In our estimation, this is clearly an example of excellent research and development by Brown, Sommerville, et al., in revisiting an old, disregarded technique of thermal print development. Like Thomas Edison, they started where the last man left off and discovered ways to make this discarded technique work on a consistent basis. Foster + Freeman further developed their ideas and concepts into reality with this new technological tool called the Thermal Fingerprint Developer or TFD-2.

Additional Reading

Brown, A.G., Sommerville, D., Reedy, B.J., Shimmon, R.G., Tahtouh, M., "Revisiting the Thermal Development of Latent Fingerprints on Porous Surfaces: New Aspects and Refinements," Journal of Forensic Sciences. 2009: 54(1), 114-121.

Olsen, R.D., Scott's Fingerprint Mechanics. Springfield, IL: Thomas, 1978.

Song, D.F., Sommerville, D., Brown, A.G., Shimmon, R.G., Reedy, B.J., Tahtouh, M., "Thermal development of latent fingermarks on porous surfaces—further observations and refinements," Forensic Science International. 2001: 204(1-3), 97-110.

About the Authors

Michael E. Stapleton retired after 34 years as a Special Agent with the Federal Bureau of Investigation.
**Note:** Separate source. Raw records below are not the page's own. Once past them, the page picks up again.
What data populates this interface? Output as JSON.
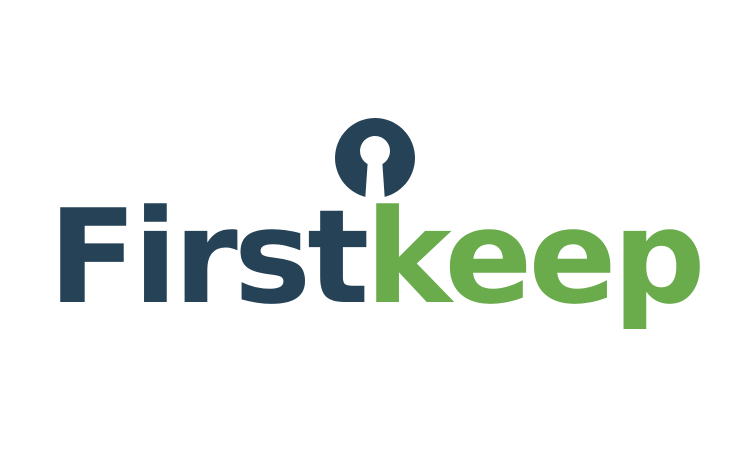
{
  "brand": {
    "name_part_1": "First",
    "name_part_2": "keep",
    "colors": {
      "navy": "#254257",
      "green": "#6aab4b",
      "background": "#ffffff"
    },
    "mark_icon": "keyhole-icon"
  }
}
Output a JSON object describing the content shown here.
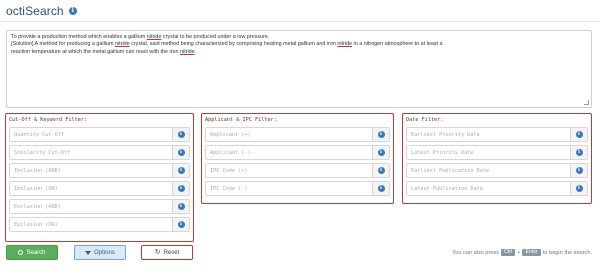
{
  "header": {
    "title": "octiSearch",
    "info_icon": "info-icon"
  },
  "query": {
    "line1_a": "To provide a production method which enables a gallium ",
    "line1_u": "nitride",
    "line1_b": " crystal to be produced under a low pressure.",
    "line2_a": "[Solution] A method for producing a gallium ",
    "line2_u": "nitride",
    "line2_b": " crystal, said method being characterized by comprising heating metal gallium and iron ",
    "line2_u2": "nitride",
    "line2_c": " in a nitrogen atmosphere to at least a",
    "line3_a": "reaction temperature at which the metal gallium can react with the iron ",
    "line3_u": "nitride",
    "line3_b": "."
  },
  "panels": {
    "cutoff": {
      "title": "Cut-Off & Keyword Filter:",
      "fields": [
        {
          "placeholder": "Quantity Cut-Off"
        },
        {
          "placeholder": "Similarity Cut-Off"
        },
        {
          "placeholder": "Inclusion (AND)"
        },
        {
          "placeholder": "Inclusion (OR)"
        },
        {
          "placeholder": "Exclusion (AND)"
        },
        {
          "placeholder": "Exclusion (OR)"
        }
      ]
    },
    "applicant": {
      "title": "Applicant & IPC Filter:",
      "fields": [
        {
          "placeholder": "Applicant (+)"
        },
        {
          "placeholder": "Applicant (-)"
        },
        {
          "placeholder": "IPC Code (+)"
        },
        {
          "placeholder": "IPC Code (-)"
        }
      ]
    },
    "date": {
      "title": "Date Filter:",
      "fields": [
        {
          "placeholder": "Earliest Priority Date"
        },
        {
          "placeholder": "Latest Priority Date"
        },
        {
          "placeholder": "Earliest Publication Date"
        },
        {
          "placeholder": "Latest Publication Date"
        }
      ]
    }
  },
  "buttons": {
    "search": "Search",
    "options": "Options",
    "reset": "Reset"
  },
  "hint": {
    "prefix": "You can also press",
    "key1": "Ctrl",
    "plus": "+",
    "key2": "Enter",
    "suffix": "to begin the search."
  },
  "colors": {
    "accent": "#3b78b8",
    "panel_border": "#b83a3a",
    "search_green": "#5cad5c"
  }
}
For more than three decades he conducted fingerprint identification courses for the FBI. Upon retirement from the Bureau he formed Stapleton & Associates, LLC, a forensics training and consulting company. He also invented the “StapleTube” to simplify latent print photography. He and his associates conduct fingerprint identification courses, latent print development courses, and other advanced forensic training courses throughout the U.S. and abroad.

Kourosh Nikoui is the Chief Forensic Specialist and Manager of the day-to-day operations of the Fremont (California) Police Crime Lab. He supervises and trains the laboratory staff, crime scene investigators, and crime scene specialists. He is certified by the International Association for Identification as a Latent Print Examiner, Senior Crime Scene Analyst, and Forensic Photographer. He has been with the Fremont Police Department for 25 years.